Она опять стала прежней, молодой и красивой, только венок из руты исчез, превратившись в плетеное колечко из лозы.

- В молодости не захотел стать моим навсегда, - уже не так ласково сказала она. – Может сейчас передумал?

- Сердце тебе давно отдал, - покачал он седой головой. – Всё остальное нельзя, грех это. Прости, Марфуша, прости, не могу я.

- Я прощаю. Только в тумане, старый, не броди больше – заблукаешь, за реку перейдёшь и не вернёшься уже. Не вернёшься…

Она исчезла, а он ещё долго стоял около берега, уперевшись старой правилкой в илистое дно. Зелёная вода еле-еле покачивала каючок, давно унеся в небытие молодость, мечты и надежды. Давно унеся его время, за которым он всегда так спешил.

* * * * *

Губа не знал, что и делать. В момент, когда ему показалось, что жизнь стала налаживаться, появилась эта плавневая русалка, Марфа. С нехорошей регулярностью она стала приходить к нему каждую неделю, расспрашивать его о жизни, о всяких людских новостях, словно это её так интересовало. У кого кто родился, кто умер, как прошёл отёл у безрогой коровы и кому председатель сельского совета выделил участок у озера. Со стороны могло показаться, что с Губой разговаривает самая обычная сельская баба, да только бабу эту видел только он один, да ещё, может быть, коровы.

В таких случаях, когда им интересовались не люди, Губа бросал насиженные места и уходил свет за очи. Но уж больно хорошим было именно это место, светлым, приятным с перспективой на изменения. Не хотелось бежать. Да и Марфа, кажется, вела себя нормально, не угрожала, не пакостничала и у тех же коров надои увеличились. Хозяева только радостно переговаривались друг с другом каждый вечер, благодарили его за старания по уходу за стадом. Стали лучше кормить, деньги давать, считать нормальным человеком. Так может и ничего, что Марфа к нему зачастила? Может, она просто скучает по хорошим людям, по таким, как он?

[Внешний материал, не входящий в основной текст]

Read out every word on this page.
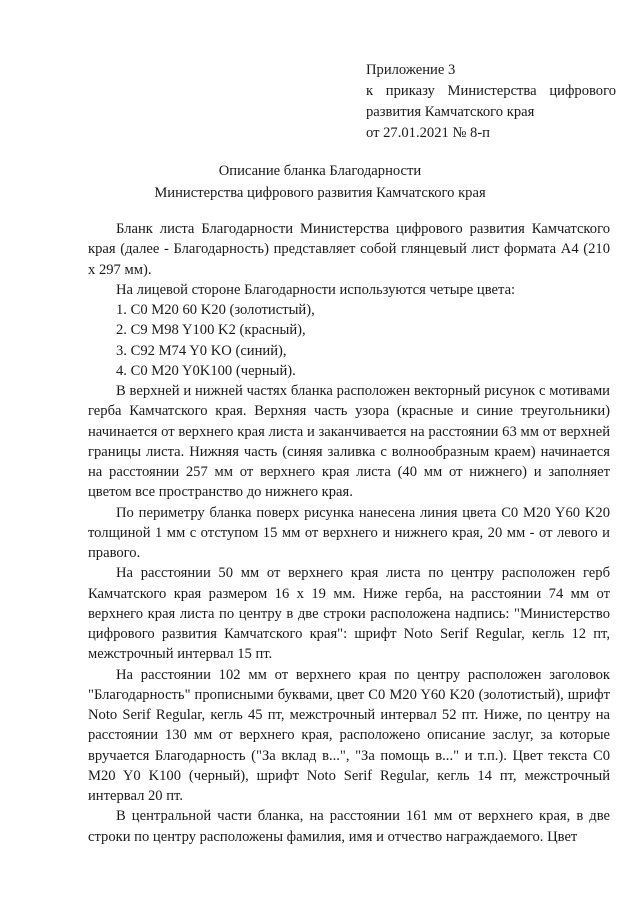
Приложение 3
к приказу Министерства цифрового
развития Камчатского края
от 27.01.2021 № 8-п
Описание бланка Благодарности
Министерства цифрового развития Камчатского края

Бланк листа Благодарности Министерства цифрового развития Камчатского края (далее - Благодарность) представляет собой глянцевый лист формата А4 (210 х 297 мм).

На лицевой стороне Благодарности используются четыре цвета:

1. C0 M20 60 K20 (золотистый),

2. C9 M98 Y100 K2 (красный),

3. C92 M74 Y0 KO (синий),

4. C0 M20 Y0K100 (черный).

В верхней и нижней частях бланка расположен векторный рисунок с мотивами герба Камчатского края. Верхняя часть узора (красные и синие треугольники) начинается от верхнего края листа и заканчивается на расстоянии 63 мм от верхней границы листа. Нижняя часть (синяя заливка с волнообразным краем) начинается на расстоянии 257 мм от верхнего края листа (40 мм от нижнего) и заполняет цветом все пространство до нижнего края.

По периметру бланка поверх рисунка нанесена линия цвета C0 M20 Y60 K20 толщиной 1 мм с отступом 15 мм от верхнего и нижнего края, 20 мм - от левого и правого.

На расстоянии 50 мм от верхнего края листа по центру расположен герб Камчатского края размером 16 х 19 мм. Ниже герба, на расстоянии 74 мм от верхнего края листа по центру в две строки расположена надпись: "Министерство цифрового развития Камчатского края": шрифт Noto Serif Regular, кегль 12 пт, межстрочный интервал 15 пт.

На расстоянии 102 мм от верхнего края по центру расположен заголовок "Благодарность" прописными буквами, цвет C0 M20 Y60 K20 (золотистый), шрифт Noto Serif Regular, кегль 45 пт, межстрочный интервал 52 пт. Ниже, по центру на расстоянии 130 мм от верхнего края, расположено описание заслуг, за которые вручается Благодарность ("За вклад в...", "За помощь в..." и т.п.). Цвет текста C0 M20 Y0 K100 (черный), шрифт Noto Serif Regular, кегль 14 пт, межстрочный интервал 20 пт.

В центральной части бланка, на расстоянии 161 мм от верхнего края, в две строки по центру расположены фамилия, имя и отчество награждаемого. Цвет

Лето, осень… Зима в приличных, людских условиях, ещё лето и ещё зима. Губа уже привык к её визитам и другой раз даже ждал, когда же появится красавица в белых одеждах и с вербовой веточкой в руке. Она казалась даже приятнее приютившей его молодычки, хотя последняя его и кормила и одевала. Но говорить, так как Марфа не могла, да, впрочем, и не так понимала. Попробуй, объясни глупой женщине, что на убывающую луну нельзя бугая к тёлке приводить. Пока поймёт, с ума сойти можно. А вот Марфа ему сама об этом сказала. Губа убедил двух баб сделать по правильному, так те его потом цельный год благодарили, всегда столько еды давали, что даже приблуда Шарик растолстел. А всё потому, что коровы их в два раза больше стали молока давать и таких телят привели, что ого! Другие бабы завидовали, а Марфа только улыбалась:

- Такому человеку как ты, доброе дело сделать только в удовольствие. Главное всегда оставайся таким как ты есть. И не давай обижать себя, а то и я обижусь.

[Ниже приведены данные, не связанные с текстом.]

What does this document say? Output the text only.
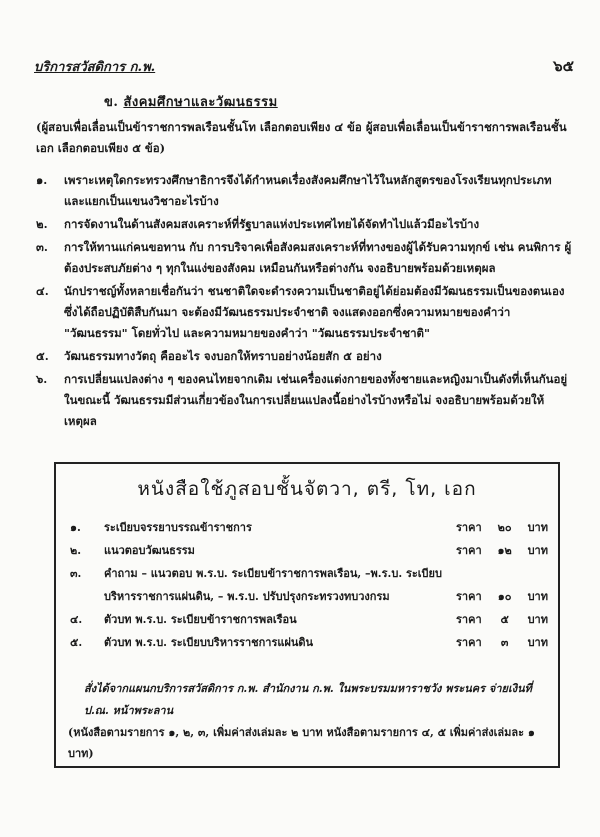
บริการสวัสดิการ ก.พ.	๖๕
ข. สังคมศึกษาและวัฒนธรรม
(ผู้สอบเพื่อเลื่อนเป็นข้าราชการพลเรือนชั้นโท เลือกตอบเพียง ๔ ข้อ ผู้สอบเพื่อเลื่อนเป็นข้าราชการพลเรือนชั้นเอก เลือกตอบเพียง ๕ ข้อ)
๑. เพราะเหตุใดกระทรวงศึกษาธิการจึงได้กำหนดเรื่องสังคมศึกษาไว้ในหลักสูตรของโรงเรียนทุกประเภท และแยกเป็นแขนงวิชาอะไรบ้าง
๒. การจัดงานในด้านสังคมสงเคราะห์ที่รัฐบาลแห่งประเทศไทยได้จัดทำไปแล้วมีอะไรบ้าง
๓. การให้ทานแก่คนขอทาน กับ การบริจาคเพื่อสังคมสงเคราะห์ที่ทางของผู้ได้รับความทุกข์ เช่น คนพิการ ผู้ต้องประสบภัยต่าง ๆ ทุกในแง่ของสังคม เหมือนกันหรือต่างกัน จงอธิบายพร้อมด้วยเหตุผล
๔. นักปราชญ์ทั้งหลายเชื่อกันว่า ชนชาติใดจะดำรงความเป็นชาติอยู่ได้ย่อมต้องมีวัฒนธรรมเป็นของตนเองซึ่งได้ถือปฏิบัติสืบกันมา จะต้องมีวัฒนธรรมประจำชาติ จงแสดงออกซึ่งความหมายของคำว่า "วัฒนธรรม" โดยทั่วไป และความหมายของคำว่า "วัฒนธรรมประจำชาติ"
๕. วัฒนธรรมทางวัตถุ คืออะไร จงบอกให้ทราบอย่างน้อยสัก ๕ อย่าง
๖. การเปลี่ยนแปลงต่าง ๆ ของคนไทยจากเดิม เช่นเครื่องแต่งกายของทั้งชายและหญิงมาเป็นดังที่เห็นกันอยู่ในขณะนี้ วัฒนธรรมมีส่วนเกี่ยวข้องในการเปลี่ยนแปลงนี้อย่างไรบ้างหรือไม่ จงอธิบายพร้อมด้วยให้เหตุผล
หนังสือใช้ภูสอบชั้นจัตวา, ตรี, โท, เอก
๑. ระเบียบจรรยาบรรณข้าราชการ	ราคา ๒๐ บาท
๒. แนวตอบวัฒนธรรม	ราคา ๑๒ บาท
๓. คำถาม – แนวตอบ พ.ร.บ. ระเบียบข้าราชการพลเรือน, –พ.ร.บ. ระเบียบ
บริหารราชการแผ่นดิน, – พ.ร.บ. ปรับปรุงกระทรวงทบวงกรม	ราคา ๑๐ บาท
๔. ตัวบท พ.ร.บ. ระเบียบข้าราชการพลเรือน	ราคา ๕ บาท
๕. ตัวบท พ.ร.บ. ระเบียบบริหารราชการแผ่นดิน	ราคา ๓ บาท
สั่งได้จากแผนกบริการสวัสดิการ ก.พ. สำนักงาน ก.พ. ในพระบรมมหาราชวัง พระนคร จ่ายเงินที่ ป.ณ. หน้าพระลาน
(หนังสือตามรายการ ๑, ๒, ๓, เพิ่มค่าส่งเล่มละ ๒ บาท หนังสือตามรายการ ๔, ๕ เพิ่มค่าส่งเล่มละ ๑ บาท)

А он разве давал себя обижать? Да и кому? Пьяным, предлагающим выпить за компанию или молодёжи, просящей рожи построить. Губу закатить. Он на зоне ещё и не такое видел и не такому научился и привык принимать окружающий мир с его неординарной простотой.

Но за монеткой заговорённой всё равно жалел. Не из-за Марфы, потому как она не казалась опасной, а так, на всякий случай. Мало ли всякого злого встречается и лишняя защита не помешала бы. Вот видел же он, что когда пьяное дурачьё подпаливало плавни, между ними маленькие злыдни бегали. Со страшными рожами и в рваных кожушках. Пьяных то к костру подталкивали, то к воде. Будь бы у него та самая монета, Губа бы их в один миг прогнал. А так самому пришлось убегать. Не со страху – пожар видеть не мог. Стыдно стало за людей, которыми каждый злыдень управлять может.

А через несколько дней к нему снова пришла Марфа. Расспросила о новостях в селе, посетовала на нерадивых людей, наплевательски относящихся к матушке-природе их взрастившей. Спросила:

- Неужели нет больше людей достойных, думающих не только о себе? Таких как ты.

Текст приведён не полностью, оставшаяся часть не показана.